According to Davenport, one of the questions visitors most frequently ask is, “How do you get administrative buy-in for this?” In Carilion’s case, the thinking behind CTaC came from the top. More than a decade ago, Nancy Howell Agee, now president and chief executive officer of Carilion, formed a task force to investigate ways to better coordinate Carilion operations. The CTaC is a natural extension of Carilion’s commitment to constant improvement, informed by open and continuous communication across various medical disciplines and between clinicians and administrators. That’s the idea behind Carilion’s “dyad leadership” model, which pairs clinicians and administrators. “As long as you can keep open lines of communication between the providers who are seeing the patients and the administrators who are overseeing the hospital system, then we all have an idea of our goals,” Dr. Haskins says. “It’s important that we’re all moving in the same direction.”

Looking to the Future

While perfection is a goal, the CTaC remains a constant work in progress, Dr. Haskins says. And that’s not likely to change.

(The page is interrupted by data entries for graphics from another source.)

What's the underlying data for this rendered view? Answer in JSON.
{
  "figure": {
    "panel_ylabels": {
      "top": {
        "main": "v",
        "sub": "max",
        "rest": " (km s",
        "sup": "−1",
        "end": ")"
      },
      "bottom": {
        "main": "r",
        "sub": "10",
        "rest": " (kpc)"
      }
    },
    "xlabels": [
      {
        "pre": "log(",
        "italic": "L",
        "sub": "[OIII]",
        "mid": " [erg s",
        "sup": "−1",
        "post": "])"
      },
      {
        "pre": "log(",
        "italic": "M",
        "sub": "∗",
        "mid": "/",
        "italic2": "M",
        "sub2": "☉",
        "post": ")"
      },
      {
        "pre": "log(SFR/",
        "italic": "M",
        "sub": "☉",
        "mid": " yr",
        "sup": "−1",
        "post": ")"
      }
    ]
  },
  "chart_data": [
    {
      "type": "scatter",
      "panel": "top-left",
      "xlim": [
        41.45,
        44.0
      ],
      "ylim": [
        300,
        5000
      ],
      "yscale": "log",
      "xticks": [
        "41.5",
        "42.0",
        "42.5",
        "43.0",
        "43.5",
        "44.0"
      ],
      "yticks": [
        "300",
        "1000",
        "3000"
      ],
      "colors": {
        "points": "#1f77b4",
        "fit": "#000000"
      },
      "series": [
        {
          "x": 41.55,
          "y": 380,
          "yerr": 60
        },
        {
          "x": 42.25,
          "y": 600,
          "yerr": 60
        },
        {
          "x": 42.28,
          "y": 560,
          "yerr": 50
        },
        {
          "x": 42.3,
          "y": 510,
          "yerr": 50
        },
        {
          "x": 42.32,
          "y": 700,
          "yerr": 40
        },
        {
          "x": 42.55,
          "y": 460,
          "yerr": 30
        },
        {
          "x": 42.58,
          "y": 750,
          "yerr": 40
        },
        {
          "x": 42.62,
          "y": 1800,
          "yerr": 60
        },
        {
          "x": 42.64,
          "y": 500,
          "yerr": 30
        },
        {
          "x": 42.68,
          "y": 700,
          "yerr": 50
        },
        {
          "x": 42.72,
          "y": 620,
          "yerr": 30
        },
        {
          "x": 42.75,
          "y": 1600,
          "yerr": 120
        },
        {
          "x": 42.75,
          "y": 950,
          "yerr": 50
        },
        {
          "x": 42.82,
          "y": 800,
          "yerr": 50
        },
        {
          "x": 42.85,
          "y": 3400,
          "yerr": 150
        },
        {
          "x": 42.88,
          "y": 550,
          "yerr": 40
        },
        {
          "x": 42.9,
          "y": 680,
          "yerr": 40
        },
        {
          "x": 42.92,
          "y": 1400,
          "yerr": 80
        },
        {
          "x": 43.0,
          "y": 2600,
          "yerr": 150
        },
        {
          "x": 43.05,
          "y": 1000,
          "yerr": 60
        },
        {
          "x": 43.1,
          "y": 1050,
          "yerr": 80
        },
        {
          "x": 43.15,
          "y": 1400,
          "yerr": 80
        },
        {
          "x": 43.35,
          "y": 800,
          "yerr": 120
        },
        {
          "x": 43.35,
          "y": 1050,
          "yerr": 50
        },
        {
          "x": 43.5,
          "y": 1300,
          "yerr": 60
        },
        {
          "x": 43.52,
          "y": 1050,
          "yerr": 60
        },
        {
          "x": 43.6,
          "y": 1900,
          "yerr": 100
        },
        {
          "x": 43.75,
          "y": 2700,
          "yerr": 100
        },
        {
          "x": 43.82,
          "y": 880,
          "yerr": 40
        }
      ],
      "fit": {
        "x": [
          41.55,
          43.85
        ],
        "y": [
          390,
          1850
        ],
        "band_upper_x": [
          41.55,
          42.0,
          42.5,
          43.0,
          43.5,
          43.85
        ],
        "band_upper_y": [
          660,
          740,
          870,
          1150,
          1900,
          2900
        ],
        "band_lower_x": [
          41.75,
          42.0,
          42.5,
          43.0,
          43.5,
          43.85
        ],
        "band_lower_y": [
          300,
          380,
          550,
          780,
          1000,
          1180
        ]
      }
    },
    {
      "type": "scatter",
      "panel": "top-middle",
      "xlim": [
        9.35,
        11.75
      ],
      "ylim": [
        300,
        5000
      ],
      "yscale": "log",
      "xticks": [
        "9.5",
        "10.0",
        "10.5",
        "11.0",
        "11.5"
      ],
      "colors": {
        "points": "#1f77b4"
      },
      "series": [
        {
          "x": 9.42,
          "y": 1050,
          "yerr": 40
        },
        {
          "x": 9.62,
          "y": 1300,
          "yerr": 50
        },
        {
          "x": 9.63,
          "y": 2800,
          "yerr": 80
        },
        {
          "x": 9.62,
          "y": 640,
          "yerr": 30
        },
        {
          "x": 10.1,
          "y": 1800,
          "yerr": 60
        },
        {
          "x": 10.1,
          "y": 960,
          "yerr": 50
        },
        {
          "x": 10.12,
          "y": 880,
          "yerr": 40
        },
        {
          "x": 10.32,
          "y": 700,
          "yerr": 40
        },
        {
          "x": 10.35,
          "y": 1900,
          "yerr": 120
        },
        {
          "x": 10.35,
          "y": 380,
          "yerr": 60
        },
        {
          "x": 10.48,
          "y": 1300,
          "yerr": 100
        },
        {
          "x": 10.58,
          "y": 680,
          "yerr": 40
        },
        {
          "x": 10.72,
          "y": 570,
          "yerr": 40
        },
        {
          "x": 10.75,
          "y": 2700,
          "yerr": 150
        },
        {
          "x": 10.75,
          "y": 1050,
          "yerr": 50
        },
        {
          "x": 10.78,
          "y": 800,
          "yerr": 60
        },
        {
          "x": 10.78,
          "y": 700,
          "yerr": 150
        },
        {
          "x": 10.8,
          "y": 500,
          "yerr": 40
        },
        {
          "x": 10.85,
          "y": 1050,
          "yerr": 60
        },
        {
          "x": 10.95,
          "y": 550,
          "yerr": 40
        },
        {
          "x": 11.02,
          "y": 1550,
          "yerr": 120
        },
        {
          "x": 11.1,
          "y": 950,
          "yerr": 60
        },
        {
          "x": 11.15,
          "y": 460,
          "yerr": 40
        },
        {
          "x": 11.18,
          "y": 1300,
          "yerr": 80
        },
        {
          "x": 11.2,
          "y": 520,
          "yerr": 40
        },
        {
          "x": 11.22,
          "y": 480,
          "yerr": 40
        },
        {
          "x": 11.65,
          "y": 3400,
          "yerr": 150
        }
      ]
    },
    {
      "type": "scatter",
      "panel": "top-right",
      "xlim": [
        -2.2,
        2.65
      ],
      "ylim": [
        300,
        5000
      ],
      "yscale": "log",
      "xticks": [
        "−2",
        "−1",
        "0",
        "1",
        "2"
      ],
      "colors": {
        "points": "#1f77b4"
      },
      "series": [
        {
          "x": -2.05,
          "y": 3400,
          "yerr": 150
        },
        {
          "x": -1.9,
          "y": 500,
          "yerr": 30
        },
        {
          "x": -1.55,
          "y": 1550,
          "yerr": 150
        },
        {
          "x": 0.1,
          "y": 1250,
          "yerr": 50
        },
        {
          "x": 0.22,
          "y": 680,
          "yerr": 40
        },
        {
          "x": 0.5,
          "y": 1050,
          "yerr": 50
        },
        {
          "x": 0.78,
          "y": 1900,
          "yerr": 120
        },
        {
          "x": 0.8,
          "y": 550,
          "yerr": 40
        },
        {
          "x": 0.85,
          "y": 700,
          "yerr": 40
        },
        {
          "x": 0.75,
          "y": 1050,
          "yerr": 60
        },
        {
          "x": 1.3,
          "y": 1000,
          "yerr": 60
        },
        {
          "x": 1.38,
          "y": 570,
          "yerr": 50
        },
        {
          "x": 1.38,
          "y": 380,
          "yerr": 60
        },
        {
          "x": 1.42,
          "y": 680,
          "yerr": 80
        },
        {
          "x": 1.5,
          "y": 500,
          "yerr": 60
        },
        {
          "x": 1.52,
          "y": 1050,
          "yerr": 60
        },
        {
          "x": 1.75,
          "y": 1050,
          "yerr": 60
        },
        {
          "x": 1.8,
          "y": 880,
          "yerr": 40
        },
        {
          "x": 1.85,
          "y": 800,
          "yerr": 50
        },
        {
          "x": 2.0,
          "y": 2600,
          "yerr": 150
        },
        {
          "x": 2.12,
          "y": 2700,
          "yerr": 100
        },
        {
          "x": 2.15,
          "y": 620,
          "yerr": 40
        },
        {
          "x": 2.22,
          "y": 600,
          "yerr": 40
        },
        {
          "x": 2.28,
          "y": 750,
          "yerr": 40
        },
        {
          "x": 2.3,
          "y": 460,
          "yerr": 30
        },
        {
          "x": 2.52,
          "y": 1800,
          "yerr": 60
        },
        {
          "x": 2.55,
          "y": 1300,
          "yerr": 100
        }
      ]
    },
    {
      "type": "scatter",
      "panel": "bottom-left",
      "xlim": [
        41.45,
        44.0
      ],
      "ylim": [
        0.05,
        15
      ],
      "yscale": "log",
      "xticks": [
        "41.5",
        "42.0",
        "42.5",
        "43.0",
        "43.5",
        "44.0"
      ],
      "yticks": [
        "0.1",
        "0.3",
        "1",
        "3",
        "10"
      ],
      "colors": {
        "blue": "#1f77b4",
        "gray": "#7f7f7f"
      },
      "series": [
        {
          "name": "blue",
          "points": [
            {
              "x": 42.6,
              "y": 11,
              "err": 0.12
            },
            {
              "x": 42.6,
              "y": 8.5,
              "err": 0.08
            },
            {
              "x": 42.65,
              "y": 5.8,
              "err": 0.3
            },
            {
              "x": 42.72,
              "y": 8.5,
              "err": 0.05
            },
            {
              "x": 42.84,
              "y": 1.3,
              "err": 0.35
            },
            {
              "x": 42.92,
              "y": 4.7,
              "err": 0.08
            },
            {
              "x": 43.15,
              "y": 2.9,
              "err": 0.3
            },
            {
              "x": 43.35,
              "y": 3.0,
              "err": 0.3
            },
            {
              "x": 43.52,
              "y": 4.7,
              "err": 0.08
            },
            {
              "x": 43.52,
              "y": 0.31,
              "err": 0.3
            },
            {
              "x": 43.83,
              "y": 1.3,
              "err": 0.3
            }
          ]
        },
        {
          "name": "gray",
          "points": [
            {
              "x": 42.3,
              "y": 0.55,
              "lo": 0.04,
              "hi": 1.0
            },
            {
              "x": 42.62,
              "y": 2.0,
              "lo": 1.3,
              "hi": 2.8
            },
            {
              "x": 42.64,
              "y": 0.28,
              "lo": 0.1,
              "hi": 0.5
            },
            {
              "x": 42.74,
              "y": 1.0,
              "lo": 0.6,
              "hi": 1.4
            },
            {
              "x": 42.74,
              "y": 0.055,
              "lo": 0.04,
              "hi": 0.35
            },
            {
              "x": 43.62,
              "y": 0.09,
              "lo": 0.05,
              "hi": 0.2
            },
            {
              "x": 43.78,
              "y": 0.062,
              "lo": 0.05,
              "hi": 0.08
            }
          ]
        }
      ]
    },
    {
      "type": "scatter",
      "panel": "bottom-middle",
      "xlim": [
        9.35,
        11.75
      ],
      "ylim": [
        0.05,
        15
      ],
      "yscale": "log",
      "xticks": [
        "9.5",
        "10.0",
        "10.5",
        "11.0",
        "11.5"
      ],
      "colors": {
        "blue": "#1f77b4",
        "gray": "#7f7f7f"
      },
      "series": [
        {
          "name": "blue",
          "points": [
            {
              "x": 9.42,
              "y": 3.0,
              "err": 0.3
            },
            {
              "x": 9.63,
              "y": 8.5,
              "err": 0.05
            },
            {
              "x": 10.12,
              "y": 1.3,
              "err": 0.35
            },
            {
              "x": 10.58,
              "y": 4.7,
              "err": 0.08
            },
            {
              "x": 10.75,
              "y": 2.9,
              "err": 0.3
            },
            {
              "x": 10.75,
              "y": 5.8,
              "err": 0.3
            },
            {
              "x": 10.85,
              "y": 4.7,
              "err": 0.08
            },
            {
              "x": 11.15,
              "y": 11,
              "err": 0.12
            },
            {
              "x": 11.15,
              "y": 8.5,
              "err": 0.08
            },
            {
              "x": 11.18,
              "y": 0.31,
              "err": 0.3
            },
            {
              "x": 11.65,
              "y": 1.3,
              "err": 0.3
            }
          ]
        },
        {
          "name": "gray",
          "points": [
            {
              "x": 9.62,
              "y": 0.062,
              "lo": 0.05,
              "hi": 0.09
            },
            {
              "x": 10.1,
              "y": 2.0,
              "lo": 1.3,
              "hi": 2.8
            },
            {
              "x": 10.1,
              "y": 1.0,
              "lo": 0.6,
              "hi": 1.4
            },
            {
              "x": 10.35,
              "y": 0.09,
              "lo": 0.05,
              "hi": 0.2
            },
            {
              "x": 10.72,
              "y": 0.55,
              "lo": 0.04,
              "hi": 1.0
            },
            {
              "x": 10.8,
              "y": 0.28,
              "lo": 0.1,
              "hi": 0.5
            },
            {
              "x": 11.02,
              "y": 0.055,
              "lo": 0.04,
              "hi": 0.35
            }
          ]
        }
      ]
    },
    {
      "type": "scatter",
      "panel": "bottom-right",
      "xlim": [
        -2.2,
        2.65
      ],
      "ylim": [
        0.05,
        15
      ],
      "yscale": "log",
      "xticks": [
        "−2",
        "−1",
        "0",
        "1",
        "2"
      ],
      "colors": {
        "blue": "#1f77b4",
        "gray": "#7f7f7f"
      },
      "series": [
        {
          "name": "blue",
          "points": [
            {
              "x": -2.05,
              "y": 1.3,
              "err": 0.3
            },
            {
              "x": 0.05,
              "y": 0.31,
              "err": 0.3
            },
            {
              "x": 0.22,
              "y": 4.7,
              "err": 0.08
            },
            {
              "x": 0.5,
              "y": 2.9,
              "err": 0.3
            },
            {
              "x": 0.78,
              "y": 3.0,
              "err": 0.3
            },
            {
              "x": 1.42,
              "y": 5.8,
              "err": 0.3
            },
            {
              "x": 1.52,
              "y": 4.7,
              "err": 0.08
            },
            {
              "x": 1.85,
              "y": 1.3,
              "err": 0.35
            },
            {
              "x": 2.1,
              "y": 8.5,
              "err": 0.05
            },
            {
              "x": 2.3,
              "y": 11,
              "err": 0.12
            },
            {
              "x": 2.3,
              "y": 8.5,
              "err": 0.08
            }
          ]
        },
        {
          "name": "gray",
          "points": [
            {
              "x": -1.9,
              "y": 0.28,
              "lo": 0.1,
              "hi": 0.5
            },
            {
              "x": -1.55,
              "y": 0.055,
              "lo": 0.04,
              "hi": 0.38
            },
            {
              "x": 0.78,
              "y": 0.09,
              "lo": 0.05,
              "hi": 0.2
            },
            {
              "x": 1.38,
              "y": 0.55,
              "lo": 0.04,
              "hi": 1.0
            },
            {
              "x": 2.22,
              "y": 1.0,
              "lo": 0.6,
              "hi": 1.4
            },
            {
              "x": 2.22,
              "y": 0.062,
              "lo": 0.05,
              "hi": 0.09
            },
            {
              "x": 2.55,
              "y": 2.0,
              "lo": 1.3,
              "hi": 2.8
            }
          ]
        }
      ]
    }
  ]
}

Because health care is evolving so rapidly, solutions to today’s challenges may become outdated with breathtaking speed. And success breeds its own new complications. Thanks to CTaC’s efficiencies, Carilion in recent years has been able to accommodate a thousand additional patients each year in the same number of beds. Yet continued growth in patient volume will inevitably require ever-evolving solutions. Indeed, the focus is not just on finding better ways to bring more patients to Roanoke Memorial, but also on directing patients, where possible, to other hospitals and clinics within the system. Among the latest developments is a remote telemetry center, located just upstairs from the CTaC, that will soon be capable of monitoring at-risk patients at a central location. “For some patients, usually elderly, who are at risk of falling, we need to have people making sure they’re staying in the bed, staying safe,” Morris says. From the centralized location, tech workers acting as “virtual sitters” can keep track of up to 12 patients each—freeing busy floor nurses for other tasks.

Behind the Curtain

Those patients will likely have only the most tangential knowledge of all the personnel, technology, and planning being brought to bear to ensure their safety. So, indeed, will the stroke patient and her grateful family. Using interventional radiology techniques unavailable even five years ago, the team at the Carilion Stroke Center removes the woman’s clot, and she is out of danger, with an excellent chance of full recovery. The nurse who fielded the original call has alerted the intensive care unit, to make sure a bed is open and waiting so the woman can receive the postprocedural care she’ll need. For CTaC, Morris says, staying “behind the curtain” is part of the design. “Patients don’t need to worry about what we look like or what we’re doing,” she says. “They and their families just need it to feel right, and to know that they’re getting the care they need when they need it.”